Cinema

Kaze tachinu, a Venezia l'ultimo sogno di Hayao Miyazaki poi il ritiro

L'annuncio in occasione del debutto del suo film al Lido. Cartoon più realistico dei precedenti, vero inno d'amore per il volo, chiude una carriera lastricata di poesie animate

Kaze tachinu (Biennale di Venezia)

A Venezia l'annuncio che lascerà un po' orfano chi ha guardato con occhi ammaliati i personaggi estratti da un sogno de La città incantata, Il castello errante di Howl, Ponyo sulla scogliera...

Hayao Miyazaki consegna alla Mostra del cinema il suo ultimo film, Kaze tachinu (S'alza il vento), quindi si ritirerà. Lo ha fatto sapere Koji Hoshino, il presidente dello Studio Ghibli, fondato dallo stesso regista giapponese. Assente al Lido, il maestro dell'animazione tra una settimana in conferenza a Tokyo illustrerà meglio la sua scelta.

Diventa allora ancor più significativo avere oggi Kaze tachinu in corsa per il Leone d'oro (alla 19.30 la proiezione al pubblico) e sembra ancor più simbolica la tematica che affronta il cartoon, vero e proprio inno d'amore per gli aeroplani. Si chiude un cerchio che sigilla una carriera puntellata dalla passione per il volo e le macchine volanti, ereditata dal padre, proprietario di una fabbrica di componenti per aerei.
Nausicaä della Valle del vento (1984), Laputa - Castello nel cielo (1986), Kiki consegne a domicilio (1989), La città incantata (2001), Il castello errante di Howl (2004), tutti questi titoli di Miyazaki hanno in seno dispositivi aerei o voli, fino a Porco Rosso (1992,) dove il protagonista è addirittura un aviatore. Il nome stesso dello studio d'animazione, "Ghibli", richiama un aereo italiano degli anni '30.

"Gli aeroplani sono splendidi sogni", dice in Kaze tachinu il conte Gianni Caproni, ingegnere aeronautico e pioniere dell'aviazione italiano del primo Novecento. Il film infatti - insolitamente rispetto alla precedente produzione di Miyazaki - si concentra su un personaggio realmente esistito, Jiro Horikoshi, capo ingegnere di molti degli aerei nipponici della seconda Guerra mondiale, tra cui il Mitsubishi A6M utilizzato nell'attacco di Pearl Harbor. Jiro, da giovane amante del volo, ha in Caproni il suo ideale. Il progettista italiano, nella fantasia di Miyazaki, accompagna il devoto Jiro tra le sue visioni, tra nuovi progetti e disegni ambiziosi.
Nel personaggio di Jiro il regista mette anche lo scrittore Tatsuo Hori, vissuto nello stesso periodo, facendone un solo individuo.

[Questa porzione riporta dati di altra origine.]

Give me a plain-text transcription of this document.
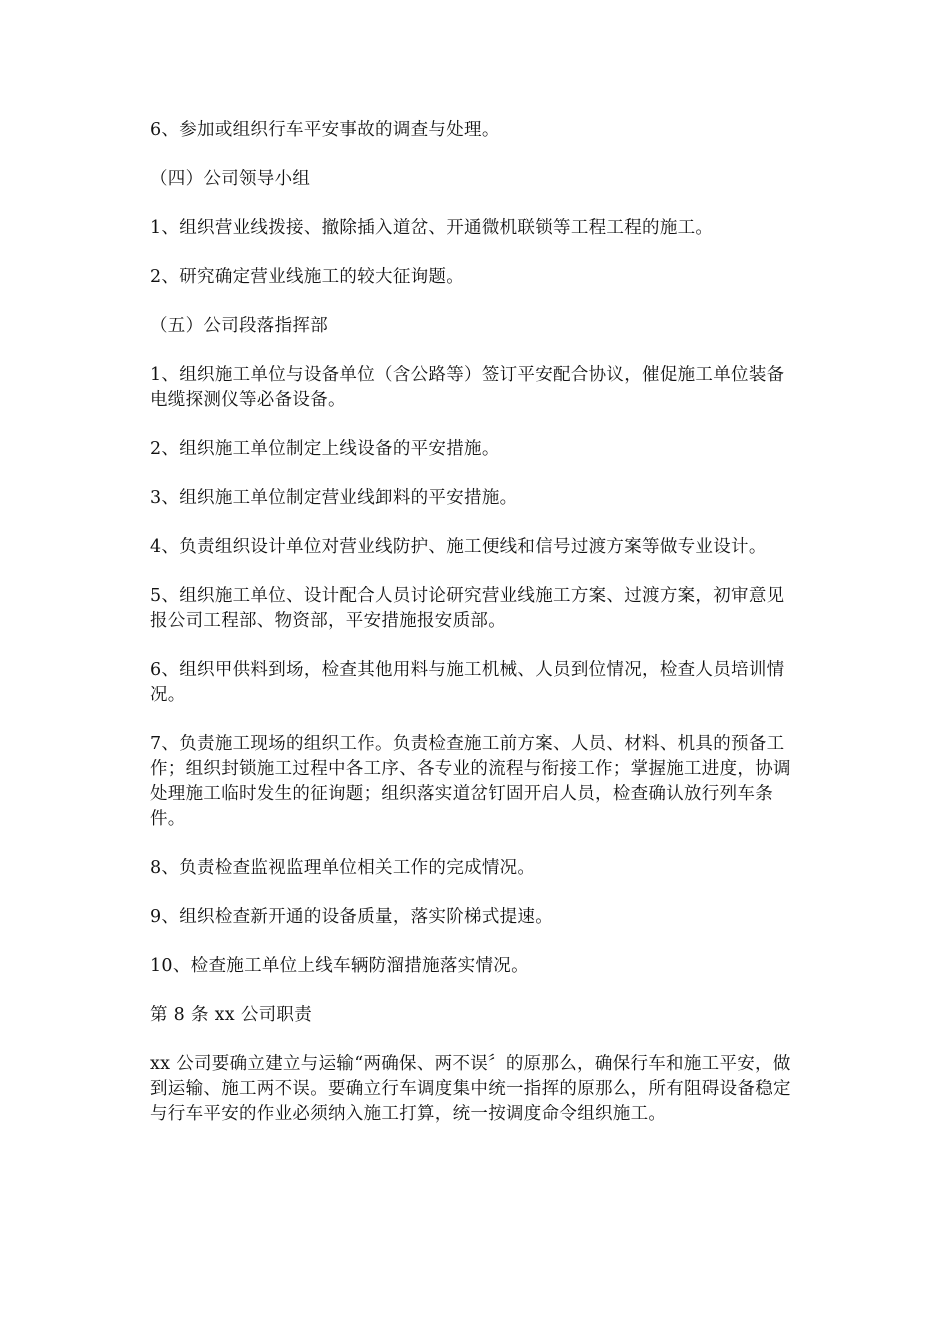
6、参加或组织行车平安事故的调查与处理。

（四）公司领导小组

1、组织营业线拨接、撤除插入道岔、开通微机联锁等工程工程的施工。

2、研究确定营业线施工的较大征询题。

（五）公司段落指挥部

1、组织施工单位与设备单位（含公路等）签订平安配合协议，催促施工单位装备电缆探测仪等必备设备。

2、组织施工单位制定上线设备的平安措施。

3、组织施工单位制定营业线卸料的平安措施。

4、负责组织设计单位对营业线防护、施工便线和信号过渡方案等做专业设计。

5、组织施工单位、设计配合人员讨论研究营业线施工方案、过渡方案，初审意见报公司工程部、物资部，平安措施报安质部。

6、组织甲供料到场，检查其他用料与施工机械、人员到位情况，检查人员培训情况。

7、负责施工现场的组织工作。负责检查施工前方案、人员、材料、机具的预备工作；组织封锁施工过程中各工序、各专业的流程与衔接工作；掌握施工进度，协调处理施工临时发生的征询题；组织落实道岔钉固开启人员，检查确认放行列车条件。

8、负责检查监视监理单位相关工作的完成情况。

9、组织检查新开通的设备质量，落实阶梯式提速。

10、检查施工单位上线车辆防溜措施落实情况。

第 8 条 xx 公司职责

xx 公司要确立建立与运输“两确保、两不误〞的原那么，确保行车和施工平安，做到运输、施工两不误。要确立行车调度集中统一指挥的原那么，所有阻碍设备稳定与行车平安的作业必须纳入施工打算，统一按调度命令组织施工。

La storia di Horikoshi e di Caproni è da tempo che affascinava il regista (non a caso il velivolo Ghibli era stato realizzato dall'azienda di Caproni). "Horikoshi è un personaggio molto importante nella vita di Miyazaki", racconta Hoshino, "scaldava il suo cuore da tanto. Miyazaki sostiene che l'animazione è una cosa dei bambini, invece il produttore Toshio Suzuki gli diceva che, visto che da molto studiava l'argomento, era giusto farci un film. Kaze tachinu è un'opera di sfida".

Il cartoon presentato a Venezia, pur contenendo anche elementi romantici e sognanti, è un film molto realistico, che passa attraverso trent'anni di storia del Giappone, dagli anni Venti ai Quaranta, attraverso la recessione e il terremoto. Una delle scene più impressionanti è proprio quella del sisma che scuote la terra come fosse un tappeto sbattuto e muove le case con forza suprema. 

La forza dei sentimenti, invece, si esprime nel tenero rapporto d'amore tra Horikoshi e Naoko Satomi. Anche questo però è oscurato dalla malattia implacabile.

Lungo 126 minuti, nella prima parte Kaze tachinu ha tinte più trasognate ed è bello perdersi nelle aspirazioni di Jiro. La seconda metà si lascia andare a rivetti incassati e altri dettagli tecnici di progettazione aeronautica a cui è più difficile rimanere appesi.

Già uscito in Giappone, ha ottenuto un buon successo in patria. In Italia sarà distribuito da Lucky Red. "Il terremoto, la recessione, sono temi anche di oggi" sostiene il presidente della Ghibli. "Il target di questo film sono i giovani che devono affrontare il presente e il futuro".

Mai è stato più poeticamete appropriato il verso di Paul Valéry a cui fa riferimento il titolo, tratto da un omonimo racconto di Tatsuo Hori: "S'alza il vento, bisogna tentare di vivere".